ROFLZberger: The Steelers led the Giants for most of the way this evening, but when the fourth quarter came around, the Giants came alive and the Steelers came undone. New York took advantage of a bad snap on a punt for a game-tying safety, then marched decisively down the field for their first touchdown of the game to make it 21-14. Meanwhile, Pittsburgh’s offensive line imploded, and Ben Roethlisberger was utterly unable to get anything started for the home team. Cheers to the Giants, who (sorry, Tennessee) can reliably lay claim to being the best team in the NFL right now.

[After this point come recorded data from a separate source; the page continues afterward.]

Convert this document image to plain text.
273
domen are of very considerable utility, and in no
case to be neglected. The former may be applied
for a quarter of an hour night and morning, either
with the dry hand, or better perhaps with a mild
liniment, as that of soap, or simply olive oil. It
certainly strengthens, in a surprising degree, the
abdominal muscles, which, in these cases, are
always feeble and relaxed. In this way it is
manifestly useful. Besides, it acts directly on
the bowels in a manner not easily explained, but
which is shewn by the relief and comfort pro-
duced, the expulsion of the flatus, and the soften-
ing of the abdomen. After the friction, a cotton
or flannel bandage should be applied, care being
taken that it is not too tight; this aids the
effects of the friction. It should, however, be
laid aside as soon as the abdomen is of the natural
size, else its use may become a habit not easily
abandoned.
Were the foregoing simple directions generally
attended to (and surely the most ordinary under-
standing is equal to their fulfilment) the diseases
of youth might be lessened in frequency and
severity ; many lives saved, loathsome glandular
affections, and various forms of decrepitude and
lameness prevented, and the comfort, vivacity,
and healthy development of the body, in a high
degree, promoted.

Welcome to the NFL, Mike Singletary. Your team sucks: Today marked Mike Singletary’s first game as head coach of the 49ers, and it also marked his first loss, as Seattle smoked the hapless Niners, 34-13. Singletary’s finest moment was sending TE Vernon Davis off the field after being penalized for slapping an opponent. Meanwhile, Seneca Wallace led the Seahawks with 222 yards passing, 2 touchdowns, 0 turnovers, and 0 plays like this. Hey, you can’t win ‘em all.
You know, when Matt Schaub lights you up, you have problems: Things have gone from bad to worse to clusterfudged for the woeful Bengals. They’re starting Ryan Fitzpatrick after Carson Palmer’s elbow proved unusable for the balance of the 2008 season, and their decision to release Rudi Johnson has effectively ruined their rushing attack; Cincy’s feature tailback is now, uh, Cedric Benson. Meanwhile, Houston looked like a finely tuned machine for the first time ever, as Matt Schaub threw for 24-28, 280, and 3 TDs. The score was 35-6, and it was scarcely that close.
Does Phil Dawson demand that people call him Phil The Thrill? Because he should: If you’d asked Jacksonville fans and Cleveland fans two months ago what a realistic projection would be for their teams at this point in the year, nobody would have said 3-4. But after the Browns put this game away with two late Phil Dawson field goals, 23-17, that’s where both teams find themselves. The Jags had a chance to win this game, driving into striking position in the last minute of play, but Matt Jones couldn’t haul in a pass in the end zone, and now he’ll have to snort the pain away once again. SNIFFFFFFF!